Olho pelo retrovisor mais uma vez e vejo os carros surgindo em alta velocidade após fazerem a curva, diminuo ainda mais a velocidade quase parando o carro e fecho os olhos respirando fundo por alguns segundos na tentativa de criar coragem, nesses poucos segundos várias lembranças de tudo o que eu havia passado nos últimos dois anos vieram à minha mente em turbilhão, graças á isso consegui ter uma coragem que jamais poderia me imaginar tendo, de literalmente entregar a minha vida - ou que sobrou dela -, nas mãos de Deus - se é que ainda haveria um Deus por mim depois de tudo que fiz -, e deixa-lo decidir o que aconteceria comigo, se eu morreria e estaria finalmente me livrando de todo o inferno que estava passando, ou se eu voltaria e teria que sobreviver a ele até não me restar nenhuma outra alternativa a não ser destruí-lo, antes que ele me destrua de vez.
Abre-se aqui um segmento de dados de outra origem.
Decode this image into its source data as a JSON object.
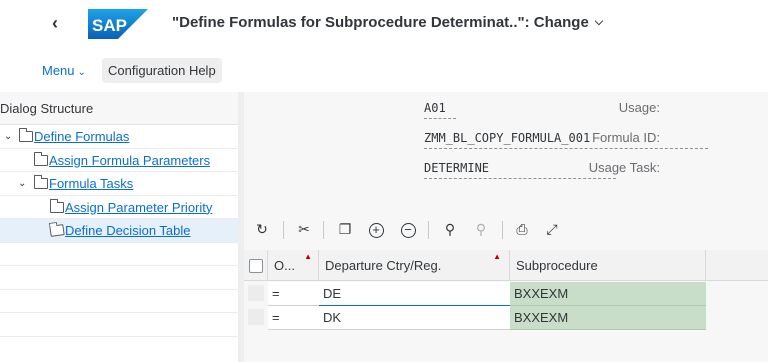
{
  "header": {
    "back_icon": "chevron-left-icon",
    "logo_text": "SAP",
    "title": "\"Define Formulas for Subprocedure Determinat..\": Change",
    "brand_color": "#0a6ed1"
  },
  "toolbar": {
    "menu_label": "Menu",
    "config_help_label": "Configuration Help"
  },
  "tree": {
    "title": "Dialog Structure",
    "items": [
      {
        "label": "Define Formulas",
        "level": 0,
        "expanded": true
      },
      {
        "label": "Assign Formula Parameters",
        "level": 1,
        "expanded": false
      },
      {
        "label": "Formula Tasks",
        "level": 1,
        "expanded": true
      },
      {
        "label": "Assign Parameter Priority",
        "level": 2,
        "expanded": false
      },
      {
        "label": "Define Decision Table",
        "level": 2,
        "expanded": false,
        "selected": true
      }
    ]
  },
  "form": {
    "usage_label": "Usage:",
    "usage_value": "A01",
    "formula_id_label": "Formula ID:",
    "formula_id_value": "ZMM_BL_COPY_FORMULA_001",
    "usage_task_label": "Usage Task:",
    "usage_task_value": "DETERMINE"
  },
  "table_toolbar": {
    "buttons": [
      "refresh-icon",
      "cut-icon",
      "copy-icon",
      "add-icon",
      "remove-icon",
      "search-icon",
      "search-next-icon",
      "print-icon",
      "fullscreen-icon"
    ]
  },
  "table": {
    "columns": [
      "O...",
      "Departure Ctry/Reg.",
      "Subprocedure"
    ],
    "rows": [
      {
        "operator": "=",
        "departure": "DE",
        "subprocedure": "BXXEXM"
      },
      {
        "operator": "=",
        "departure": "DK",
        "subprocedure": "BXXEXM"
      }
    ],
    "result_color": "#c9dec9"
  }
}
Abro os olhos agora decidida e giro o volante fazendo o carro ficar atravessado na estrada e rapidamente piso no freio, ao olhar para o lado pude ver os carros se aproximando rápidos demais para poderem parar diante deste meu inusitado movimento, desvio o olhar rapidamente olhando para o outro lado e por alguns milésimos vi o carro que estava a minha frente se distanciando, logo sinto um forte impacto me atirando para longe e em seguida senti minha cabeça batendo no teto do carro fazendo-me perder a consciência por alguns instantes, só consegui ver alguns vislumbres de tudo ao meu redor ficando de ponta a cabeça enquanto sentia meu corpo acompanhando esse ritmo, não consegui acompanhar toda a movimentação do carro capotando várias vezes consecutivas e também não percebi quando ele finalmente parou deixando-me ver tudo de cabeça para baixo, com dificuldade consigo olhar para o lado e com minha visão retorcida vejo o carro dele sumindo ao longe sem nenhum outro o perseguindo, sorrio, mesmo não sabendo ao certo se realmente consegui esboçar, e então tudo ficou escuro.